Interview
Een campus als broedplaats voor de gehele ruimtesector. In Noordwijk worden stappen gemaakt.
Fotografie: Herman Zonderland
Activatie Open Veld: ruimte op de NL Space Campus
De NL Space Campus in Noordwijk zet koers naar een veelbelovende toekomst. Door een campus in te richten wil zij een broedplaats zijn voor de gehele ruimtevaartsector. De eerste tastbare stap was de realisatie van het 'Activatie Open Veld': het openstellen van een centraal plein op de campus. Directeur Marc Sandelowsky vertelt over het belang van deze eerste lancering.
“We hebben allemaal dagelijks met ruimtetechnologie te maken.”
Ruimte geven
“De NL Space Campus wordt een bruisende hub. Een ‘knooppunt’ als het ware waar de ‘space community’ samenkomt om kennis en ideeën uit te wisselen. Het openen van het centrale plein was het startschot voor de verdere ontwikkeling van de campus. Aan dit plein vestigen de komende jaren verschillende faciliteiten. Zo creëren we een stimulerende omgeving die innovatie en samenwerking tussen overheden, kennisinstellingen, en bedrijven bevordert.

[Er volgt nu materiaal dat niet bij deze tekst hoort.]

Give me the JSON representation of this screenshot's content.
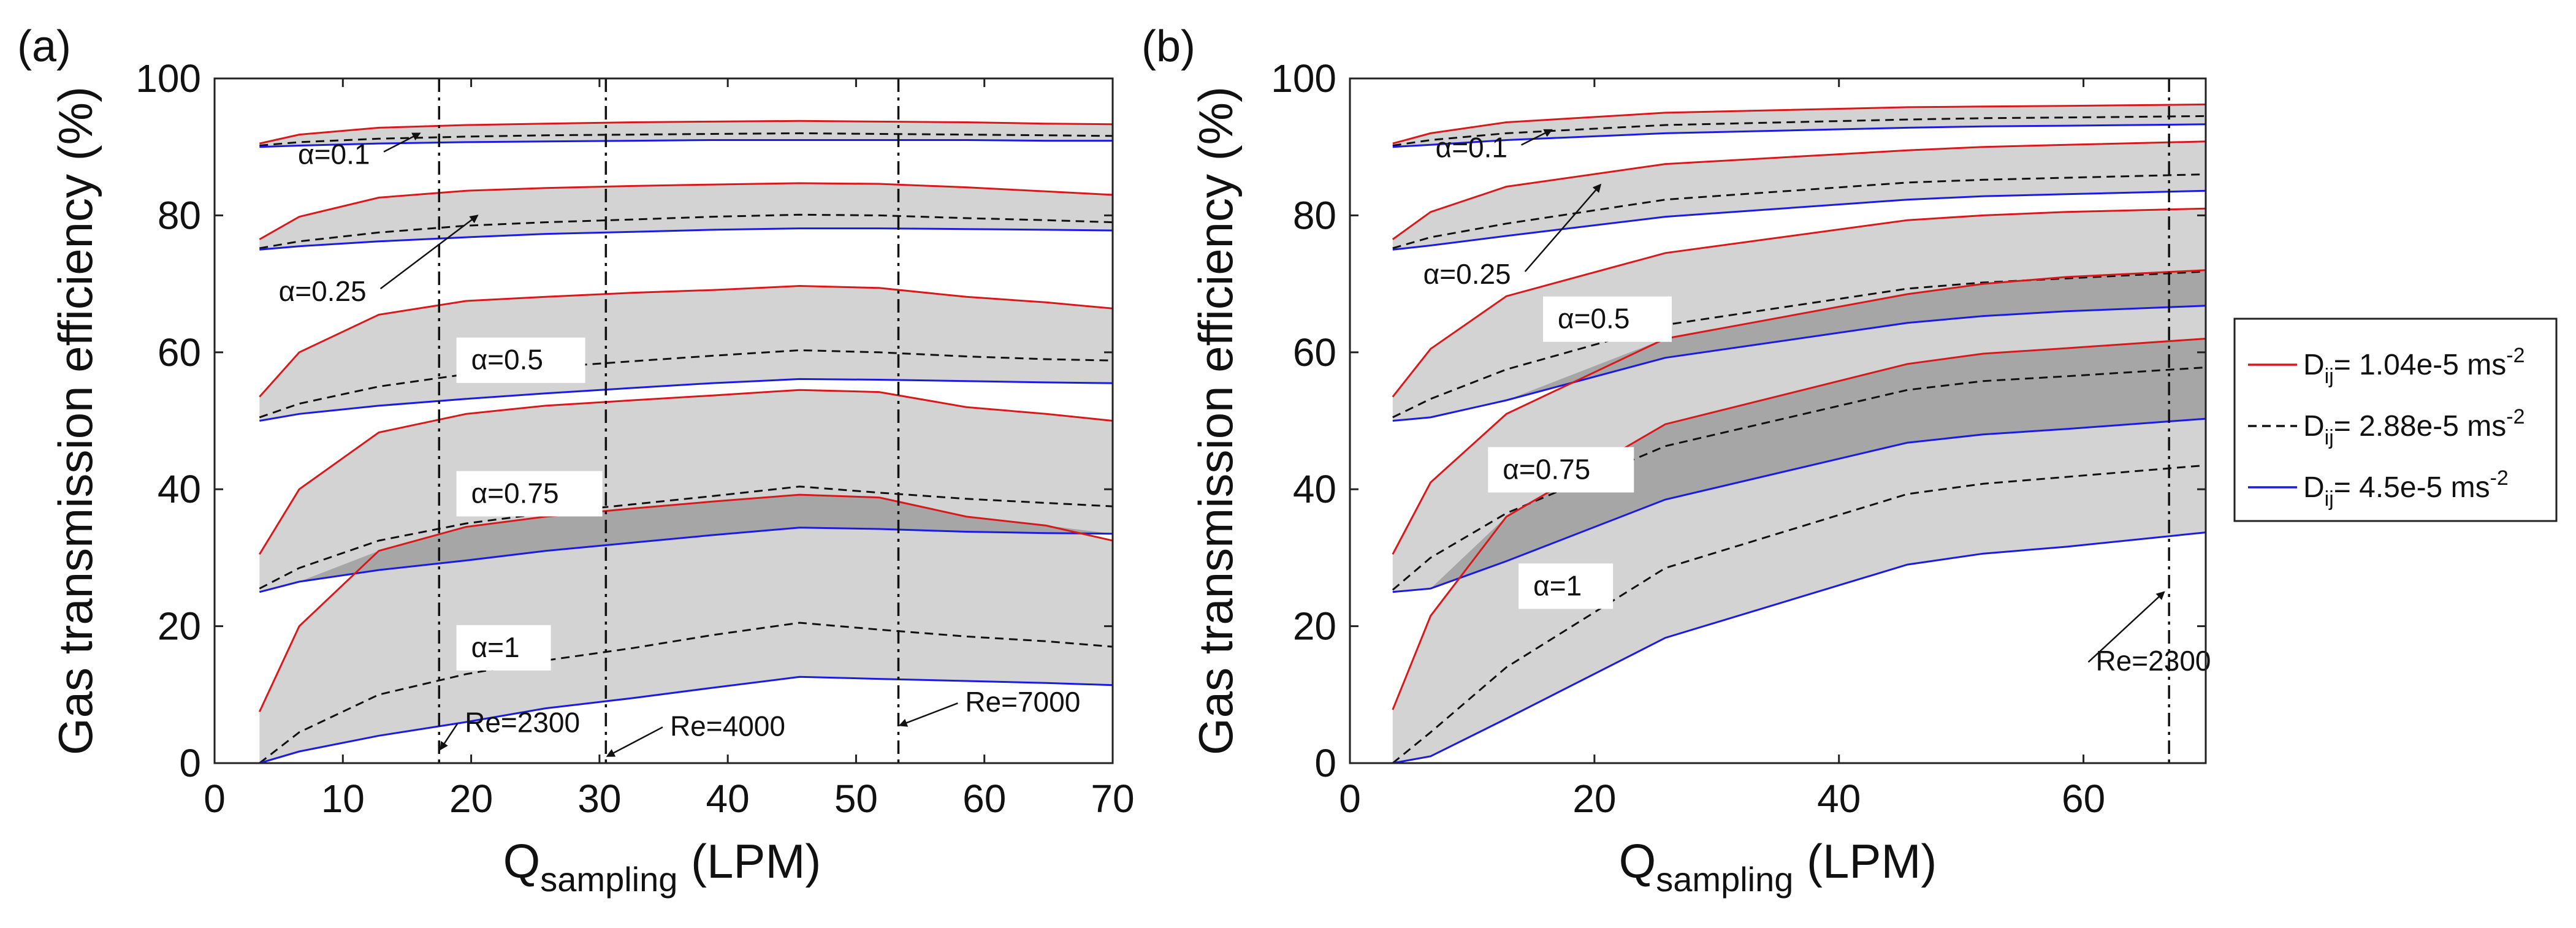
{
  "chart_data": [
    {
      "type": "area",
      "panel_label": "(a)",
      "xlabel": "Q",
      "xlabel_sub": "sampling",
      "xlabel_unit": "(LPM)",
      "ylabel": "Gas transmission efficiency (%)",
      "xlim": [
        0,
        70
      ],
      "ylim": [
        0,
        100
      ],
      "xticks": [
        0,
        10,
        20,
        30,
        40,
        50,
        60,
        70
      ],
      "yticks": [
        0,
        20,
        40,
        60,
        80,
        100
      ],
      "x": [
        3.5,
        6.6,
        12.8,
        19.6,
        25.8,
        32.6,
        38.8,
        45.6,
        51.8,
        58.6,
        64.8,
        70
      ],
      "groups": [
        {
          "alpha": "α=0.1",
          "red": [
            90.5,
            91.8,
            92.8,
            93.2,
            93.4,
            93.6,
            93.7,
            93.8,
            93.7,
            93.6,
            93.4,
            93.3
          ],
          "black": [
            90.2,
            90.7,
            91.2,
            91.5,
            91.7,
            91.8,
            91.9,
            92.0,
            91.9,
            91.8,
            91.7,
            91.6
          ],
          "blue": [
            90.0,
            90.2,
            90.5,
            90.7,
            90.8,
            90.9,
            91.0,
            91.0,
            91.0,
            91.0,
            90.9,
            90.9
          ]
        },
        {
          "alpha": "α=0.25",
          "red": [
            76.5,
            79.8,
            82.6,
            83.6,
            84.0,
            84.3,
            84.5,
            84.7,
            84.6,
            84.1,
            83.5,
            83.0
          ],
          "black": [
            75.2,
            76.2,
            77.5,
            78.5,
            79.0,
            79.4,
            79.8,
            80.1,
            80.0,
            79.6,
            79.3,
            79.0
          ],
          "blue": [
            75.0,
            75.5,
            76.2,
            76.8,
            77.3,
            77.6,
            77.9,
            78.1,
            78.1,
            78.0,
            77.9,
            77.8
          ]
        },
        {
          "alpha": "α=0.5",
          "red": [
            53.5,
            60.0,
            65.5,
            67.5,
            68.1,
            68.7,
            69.1,
            69.7,
            69.4,
            68.1,
            67.3,
            66.4
          ],
          "black": [
            50.5,
            52.5,
            55.0,
            56.8,
            57.8,
            58.7,
            59.5,
            60.3,
            60.0,
            59.4,
            59.0,
            58.8
          ],
          "blue": [
            50.0,
            51.0,
            52.2,
            53.2,
            54.0,
            54.8,
            55.5,
            56.1,
            56.0,
            55.8,
            55.6,
            55.5
          ]
        },
        {
          "alpha": "α=0.75",
          "red": [
            30.5,
            40.0,
            48.3,
            51.0,
            52.2,
            53.0,
            53.7,
            54.5,
            54.2,
            52.0,
            51.0,
            50.0
          ],
          "black": [
            25.5,
            28.5,
            32.5,
            35.0,
            36.5,
            37.8,
            39.0,
            40.4,
            39.5,
            38.6,
            38.0,
            37.5
          ],
          "blue": [
            25.0,
            26.5,
            28.2,
            29.6,
            31.0,
            32.2,
            33.3,
            34.4,
            34.2,
            33.8,
            33.6,
            33.5
          ]
        },
        {
          "alpha": "α=1",
          "red": [
            7.5,
            20.0,
            31.0,
            34.5,
            36.0,
            37.2,
            38.2,
            39.2,
            38.8,
            36.0,
            34.7,
            32.5
          ],
          "black": [
            0.0,
            4.5,
            10.0,
            13.0,
            15.0,
            16.8,
            18.7,
            20.5,
            19.5,
            18.5,
            17.8,
            17.0
          ],
          "blue": [
            0.0,
            1.7,
            4.0,
            6.0,
            8.0,
            9.5,
            11.0,
            12.6,
            12.3,
            12.0,
            11.7,
            11.4
          ]
        }
      ],
      "reference_lines": [
        {
          "x": 17.5,
          "label": "Re=2300",
          "label_x": 19.5,
          "label_y": 4.5,
          "arrow_to_x": 17.6,
          "arrow_to_y": 2.0
        },
        {
          "x": 30.5,
          "label": "Re=4000",
          "label_x": 35.5,
          "label_y": 4.0,
          "arrow_to_x": 30.6,
          "arrow_to_y": 1.0
        },
        {
          "x": 53.3,
          "label": "Re=7000",
          "label_x": 58.5,
          "label_y": 7.5,
          "arrow_to_x": 53.4,
          "arrow_to_y": 5.5
        }
      ],
      "annotations": [
        {
          "text": "α=0.1",
          "x": 6.5,
          "y": 87.5,
          "box": false,
          "arrow_to_x": 16.0,
          "arrow_to_y": 92.0
        },
        {
          "text": "α=0.25",
          "x": 5.0,
          "y": 67.5,
          "box": false,
          "arrow_to_x": 20.5,
          "arrow_to_y": 80.0
        },
        {
          "text": "α=0.5",
          "x": 20.0,
          "y": 57.5,
          "box": true
        },
        {
          "text": "α=0.75",
          "x": 20.0,
          "y": 38.0,
          "box": true
        },
        {
          "text": "α=1",
          "x": 20.0,
          "y": 15.5,
          "box": true
        }
      ]
    },
    {
      "type": "area",
      "panel_label": "(b)",
      "xlabel": "Q",
      "xlabel_sub": "sampling",
      "xlabel_unit": "(LPM)",
      "ylabel": "Gas transmission efficiency (%)",
      "xlim": [
        0,
        70
      ],
      "ylim": [
        0,
        100
      ],
      "xticks": [
        0,
        20,
        40,
        60
      ],
      "yticks": [
        0,
        20,
        40,
        60,
        80,
        100
      ],
      "x": [
        3.5,
        6.6,
        12.8,
        25.8,
        45.6,
        51.8,
        58.6,
        70
      ],
      "groups": [
        {
          "alpha": "α=0.1",
          "red": [
            90.5,
            92.0,
            93.6,
            95.0,
            95.8,
            95.9,
            96.0,
            96.2
          ],
          "black": [
            90.2,
            91.0,
            92.0,
            93.2,
            94.0,
            94.2,
            94.3,
            94.5
          ],
          "blue": [
            90.0,
            90.3,
            91.0,
            92.0,
            92.8,
            93.0,
            93.1,
            93.3
          ]
        },
        {
          "alpha": "α=0.25",
          "red": [
            76.5,
            80.5,
            84.2,
            87.5,
            89.5,
            90.0,
            90.3,
            90.8
          ],
          "black": [
            75.2,
            76.8,
            78.8,
            82.3,
            84.8,
            85.2,
            85.5,
            86.0
          ],
          "blue": [
            75.0,
            75.6,
            77.0,
            79.8,
            82.3,
            82.8,
            83.1,
            83.6
          ]
        },
        {
          "alpha": "α=0.5",
          "red": [
            53.5,
            60.5,
            68.2,
            74.5,
            79.3,
            80.0,
            80.5,
            81.0
          ],
          "black": [
            50.5,
            53.2,
            57.5,
            64.0,
            69.3,
            70.2,
            70.8,
            71.8
          ],
          "blue": [
            50.0,
            50.5,
            53.0,
            59.2,
            64.3,
            65.3,
            66.0,
            66.8
          ]
        },
        {
          "alpha": "α=0.75",
          "red": [
            30.5,
            41.0,
            51.0,
            62.0,
            68.5,
            70.0,
            71.0,
            72.0
          ],
          "black": [
            25.3,
            30.0,
            36.5,
            46.3,
            54.5,
            55.8,
            56.5,
            57.8
          ],
          "blue": [
            25.0,
            25.5,
            29.5,
            38.5,
            46.8,
            48.0,
            48.8,
            50.3
          ]
        },
        {
          "alpha": "α=1",
          "red": [
            7.8,
            21.5,
            36.0,
            49.5,
            58.3,
            59.8,
            60.6,
            62.0
          ],
          "black": [
            0.0,
            4.5,
            14.0,
            28.5,
            39.3,
            40.8,
            41.8,
            43.5
          ],
          "blue": [
            0.0,
            1.0,
            6.5,
            18.3,
            29.0,
            30.6,
            31.6,
            33.7
          ]
        }
      ],
      "reference_lines": [
        {
          "x": 67.0,
          "label": "Re=2300",
          "label_x": 61.0,
          "label_y": 13.5,
          "arrow_to_x": 66.6,
          "arrow_to_y": 25.0
        }
      ],
      "annotations": [
        {
          "text": "α=0.1",
          "x": 7.0,
          "y": 88.5,
          "box": false,
          "arrow_to_x": 16.5,
          "arrow_to_y": 92.5
        },
        {
          "text": "α=0.25",
          "x": 6.0,
          "y": 70.0,
          "box": false,
          "arrow_to_x": 20.5,
          "arrow_to_y": 84.5
        },
        {
          "text": "α=0.5",
          "x": 17.0,
          "y": 63.5,
          "box": true
        },
        {
          "text": "α=0.75",
          "x": 12.5,
          "y": 41.5,
          "box": true
        },
        {
          "text": "α=1",
          "x": 15.0,
          "y": 24.5,
          "box": true
        }
      ]
    }
  ],
  "legend": {
    "position": "right",
    "items": [
      {
        "prefix": "D",
        "sub": "ij",
        "text": "= 1.04e-5 ms",
        "sup": "-2",
        "color": "#d7191c",
        "dash": "solid"
      },
      {
        "prefix": "D",
        "sub": "ij",
        "text": "= 2.88e-5 ms",
        "sup": "-2",
        "color": "#111111",
        "dash": "dashed"
      },
      {
        "prefix": "D",
        "sub": "ij",
        "text": "= 4.5e-5 ms",
        "sup": "-2",
        "color": "#1a1ae6",
        "dash": "solid"
      }
    ]
  },
  "colors": {
    "band_light": "#d3d3d3",
    "band_dark": "#a6a6a6",
    "red": "#d7191c",
    "black": "#111111",
    "blue": "#1a1ae6"
  }
}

Gebruikers krijgen toegang tot geavanceerde technologieën en netwerken om producten te ontwikkelen en te verbeteren. Daarnaast vergroot het centrale plein ook de zichtbaarheid van de ruimtevaartsector. Waarmee het bijdraagt aan de positionering van de NL Space Campus als dé Europese hub voor ruimtevaarttechnologie en -data. Zo benadrukt het ook de maatschappelijke en economische meerwaarde voor Nederland.”
Stip op de horizon
“De ruimtevaartsector verandert snel en voortdurend. Bedrijven met nieuwe, commerciële bedrijfsmodellen ('new space' bedrijven) worden steeds belangrijker. Zij zoeken een ander soort samenwerking. Wij spelen hierop in door een omgeving te creëren waar de ruimtevaartgemeenschap zich kan voorbereiden op deze en andere ontwikkelingen.” Dit doet de campus door concrete subdoelen te bereiken, zoals het opbouwen van netwerken ('We Connect the Curious'), het overbruggen van de kloof tussen onderzoek en markt, en het zich opstellen als Europese hub.
Zo stimuleert de NL Space Campus niet alleen de innovatie in de ruimtevaart, maar draagt ze ook bij aan het oplossen van belangrijke vraagstukken rondom klimaat en duurzaamheid. Marc: “De Nederlandse ruimtevaartsector is zich bewust van de uitdagingen die klimaatverandering met zich meebrengt. Nederland ontwikkelt instrumenten waarmee satellieten belangrijke klimaat- en duurzaamheidsdata verzamelen. Zo dragen wij bij aan oplossingen voor prangende, maatschappelijke kwesties. De campus zelf stimuleert deze inzet en doet dienst als broedplaats voor zulke ruimtevaartinnovaties.”
“De campus biedt ook kansen voor bedrijven en werkgelegenheid, en zeker niet alleen voor de spreekwoordelijke ‘raketgeleerden’.”
Horizon verbreden
Marc benadrukt ook het belang van publieksvoorlichting: “De ruimtevaartsector wordt vaak gezien als een complexe, ver-van-mijn-bed-show. Maar de realiteit is anders: ruimtevaarttechnologie en -data spelen een essentiële rol in de dagelijkse praktijk op aarde en dragen bij aan het oplossen van grote maatschappelijke vraagstukken. Een voorbeeld? Voor veilige communicatie is de ruimtevaart onmisbaar. We maken allemaal iedere dag gebruik van de navigatie- en tijddata vanuit de ruimtevaart. En dan heb ik het nog niet eens over de vele technologieën die oorspronkelijk voor de ruimtevaart ontwikkeld zijn, maar inmiddels hun weg naar ons dagelijks leven gevonden hebben. We vinden dat de sector een belangrijke rol heeft in het zichtbaar maken hiervan, en met NL Space Campus vullen we die rol concreet in.
Voor niets gaat de zon op
“De financiering van de sector is een zorg”, aldus Marc. “De meeste ruimtevaartorganisaties zijn nog afhankelijk van nationale budgetten, en Nederland loopt internationaal gezien achter. Op initiatief van de Tweede Kamer werkt men hard aan de oplevering van een ‘Langetermijn Ruimtevaartagenda’. Het doel is draagkracht voor een nationaal budget dat past bij de internationale positie, visie en ambitie van Nederland. Het moet rechtdoen aan het belang van de ruimtevaart voor onze strategische autonomie en veiligheid.”